Looking up, I can still see the sky: a weak hollow of blue light, diluted and empty. No clouds. No planes. No sun. Just a thin strip stretching from left to right. Some days it’s brighter, more intense, and on days like these I draw comfort from it. Some days it’s dull and dead and on these days I sink to my knees and pray, for I have no energy, no motivation, no drive, and things as simple as walking and talking tire me.

Recently, it’s been up and down, bouncing me like a yo yo on thread. Nausea creeps into my belly to sit and sip, drinking tea and stretching out, acting (for all intents) as if it owns the place – which it doesn’t but which I could be convinced to believe it does, because it is such a frequent visitor I can’t now remember when it last went away.

Sitting in church yesterday – listening to the sermon but drifting, not really there… images of past lives, past people, past things… passing through: rewinding me, reminding me; picking at threads, fingering snarls, thumbing pulls, travelling bobbles; contemplating each and every one as if it were the most intimate, infinite thing: precious, priceless… I have an epiphany. And whether it makes any difference overall, or any sense in a day or a week: the warmth and the strength are a gift. Raising limp hands, separating joined wrists, pulling reluctant arms from lazy legs, I wrap myself around that feeling as tightly and securely as I can, hoping against hope, against experience, against knowledge and thought, that it won’t ever go away.

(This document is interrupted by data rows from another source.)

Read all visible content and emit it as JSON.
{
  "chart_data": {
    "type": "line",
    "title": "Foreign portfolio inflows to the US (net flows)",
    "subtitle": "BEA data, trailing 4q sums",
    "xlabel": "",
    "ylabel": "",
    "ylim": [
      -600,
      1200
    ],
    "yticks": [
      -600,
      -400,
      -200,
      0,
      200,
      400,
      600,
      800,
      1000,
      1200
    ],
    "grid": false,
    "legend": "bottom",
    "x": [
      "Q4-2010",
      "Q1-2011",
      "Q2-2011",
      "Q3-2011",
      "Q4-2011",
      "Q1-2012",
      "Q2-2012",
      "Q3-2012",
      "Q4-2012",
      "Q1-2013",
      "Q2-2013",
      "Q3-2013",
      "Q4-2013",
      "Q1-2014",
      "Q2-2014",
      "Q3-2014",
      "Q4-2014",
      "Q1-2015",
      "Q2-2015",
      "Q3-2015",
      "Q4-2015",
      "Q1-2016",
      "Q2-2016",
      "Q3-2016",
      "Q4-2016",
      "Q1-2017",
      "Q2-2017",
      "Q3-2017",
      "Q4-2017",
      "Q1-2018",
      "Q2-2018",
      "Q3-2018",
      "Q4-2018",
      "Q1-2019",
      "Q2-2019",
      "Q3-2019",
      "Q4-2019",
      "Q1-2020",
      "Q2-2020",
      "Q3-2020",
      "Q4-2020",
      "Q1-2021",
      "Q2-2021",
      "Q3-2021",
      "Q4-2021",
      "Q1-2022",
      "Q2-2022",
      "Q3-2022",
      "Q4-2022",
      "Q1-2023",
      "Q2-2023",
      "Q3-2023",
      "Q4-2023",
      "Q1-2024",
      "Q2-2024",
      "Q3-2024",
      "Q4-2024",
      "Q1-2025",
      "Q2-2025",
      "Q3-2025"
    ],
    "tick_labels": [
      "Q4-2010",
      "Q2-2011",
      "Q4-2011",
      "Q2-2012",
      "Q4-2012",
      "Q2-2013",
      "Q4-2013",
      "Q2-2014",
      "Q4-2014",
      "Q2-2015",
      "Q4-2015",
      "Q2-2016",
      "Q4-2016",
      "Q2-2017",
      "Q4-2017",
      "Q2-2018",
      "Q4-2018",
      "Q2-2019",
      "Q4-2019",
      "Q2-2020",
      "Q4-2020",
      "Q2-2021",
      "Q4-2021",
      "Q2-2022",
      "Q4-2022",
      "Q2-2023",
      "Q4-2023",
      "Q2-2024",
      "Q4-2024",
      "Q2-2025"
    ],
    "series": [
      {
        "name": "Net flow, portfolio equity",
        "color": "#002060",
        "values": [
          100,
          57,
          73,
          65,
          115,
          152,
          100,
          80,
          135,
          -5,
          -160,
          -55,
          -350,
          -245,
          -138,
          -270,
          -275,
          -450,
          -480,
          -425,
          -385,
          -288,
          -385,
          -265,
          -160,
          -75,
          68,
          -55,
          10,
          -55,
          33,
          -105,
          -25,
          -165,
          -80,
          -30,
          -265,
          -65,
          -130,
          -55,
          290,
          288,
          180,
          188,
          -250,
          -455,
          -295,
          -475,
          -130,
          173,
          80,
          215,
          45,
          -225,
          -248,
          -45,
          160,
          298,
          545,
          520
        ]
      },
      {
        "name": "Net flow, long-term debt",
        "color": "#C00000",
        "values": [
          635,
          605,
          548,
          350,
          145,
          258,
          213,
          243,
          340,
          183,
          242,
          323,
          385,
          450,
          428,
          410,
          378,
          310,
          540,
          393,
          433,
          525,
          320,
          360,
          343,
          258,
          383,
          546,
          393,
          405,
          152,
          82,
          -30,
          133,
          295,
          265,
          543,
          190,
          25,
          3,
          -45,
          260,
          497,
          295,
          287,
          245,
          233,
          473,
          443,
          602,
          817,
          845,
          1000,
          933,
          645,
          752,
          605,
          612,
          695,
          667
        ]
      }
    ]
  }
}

Only it will, and the only question that holds any importance is when? For if the answer disappoints, I will be devastated.

Today I am tired and the colour of the sky unnerves me. Yesterday there was reason to celebrate, to try to feel positive and upbeat. And I guess there was a break too, from the normal way of things. But now it’s back: the pressure, the expectation, the need… and I’m struggling. Feeling useless, uninspired; doubting my ability: I look at everything I’ve done – now and then, lately and a long time ago – and it all seems so shallow and incomplete.

Doubt descends and I sink: deeper and deeper. And the slope down which I was slipping is no longer just a slope; it’s also part of the sea, and I am drowning too.